If you're asking how much is AI software for your project, contact us for a specific artificial intelligence cost estimation.

How much does it cost to make an AI agent?

The cost of developing artificial intelligence agents (like customer support bots or sales assistants) typically ranges from $15,000 to $50,000, depending on how smart, autonomous, and scalable you want it to be.

If you're considering the cost of implementing artificial intelligence for agents, don't forget to factor in the ongoing training and system integration costs.

What are the operational costs after launching AI?

The operational costs of running AI include:

  • Cloud hosting (especially if you need GPU resources)
  • Model retraining and updates
  • Monitoring and maintenance
  • Scaling costs when adding more users or data

What hidden costs in AI software development should I know about?

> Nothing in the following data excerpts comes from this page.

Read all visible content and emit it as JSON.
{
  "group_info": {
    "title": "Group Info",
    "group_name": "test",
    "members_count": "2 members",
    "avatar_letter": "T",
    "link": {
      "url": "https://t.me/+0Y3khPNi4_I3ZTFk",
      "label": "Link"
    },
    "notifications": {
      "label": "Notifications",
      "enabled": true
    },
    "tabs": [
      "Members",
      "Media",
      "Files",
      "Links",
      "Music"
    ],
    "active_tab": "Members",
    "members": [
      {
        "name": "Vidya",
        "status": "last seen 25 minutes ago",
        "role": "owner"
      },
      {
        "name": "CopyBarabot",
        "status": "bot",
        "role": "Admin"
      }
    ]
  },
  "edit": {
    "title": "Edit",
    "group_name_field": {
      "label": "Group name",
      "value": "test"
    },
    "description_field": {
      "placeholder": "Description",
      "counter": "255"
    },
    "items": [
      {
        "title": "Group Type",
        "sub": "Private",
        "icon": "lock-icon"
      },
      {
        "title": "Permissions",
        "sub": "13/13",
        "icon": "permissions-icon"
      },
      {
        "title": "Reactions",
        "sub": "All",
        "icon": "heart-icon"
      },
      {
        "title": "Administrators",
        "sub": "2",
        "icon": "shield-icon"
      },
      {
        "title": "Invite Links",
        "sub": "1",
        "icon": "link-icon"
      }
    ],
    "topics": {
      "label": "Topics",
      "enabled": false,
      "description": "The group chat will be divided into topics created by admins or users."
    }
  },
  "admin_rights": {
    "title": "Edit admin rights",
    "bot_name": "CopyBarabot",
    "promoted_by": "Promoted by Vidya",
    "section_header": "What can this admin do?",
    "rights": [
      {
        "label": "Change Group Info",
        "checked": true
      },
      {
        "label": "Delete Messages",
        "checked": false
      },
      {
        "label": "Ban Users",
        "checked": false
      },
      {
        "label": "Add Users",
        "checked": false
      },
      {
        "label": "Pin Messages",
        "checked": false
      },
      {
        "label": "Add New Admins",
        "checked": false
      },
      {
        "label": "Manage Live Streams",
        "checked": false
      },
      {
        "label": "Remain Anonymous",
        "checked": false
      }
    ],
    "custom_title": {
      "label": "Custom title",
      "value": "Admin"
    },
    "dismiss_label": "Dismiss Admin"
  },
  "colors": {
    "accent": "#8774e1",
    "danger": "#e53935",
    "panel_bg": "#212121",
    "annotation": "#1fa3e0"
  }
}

Some hidden costs in the artificial intelligence price include:

  • Poor data quality leading to expensive rework
  • Security and compliance requirements
  • Higher AI investment in hardware/software upgrades over time

How much is AI worth for my business?

When done right, AI can deliver huge value, automating processes, improving customer experience, and even unlocking new revenue streams. The AI software development cost is an investment, but the long-term ROI often outweighs the initial spend.

How much does it cost to build an AI robot?

Building a physical AI robot with machine learning capabilities can cost from $50,000 to several million dollars, depending on the complexity, sensors, and autonomy level. Whether it's for R&D or manufacturing, the question of how much does it cost to develop artificial intelligence for robots depends heavily on project goals.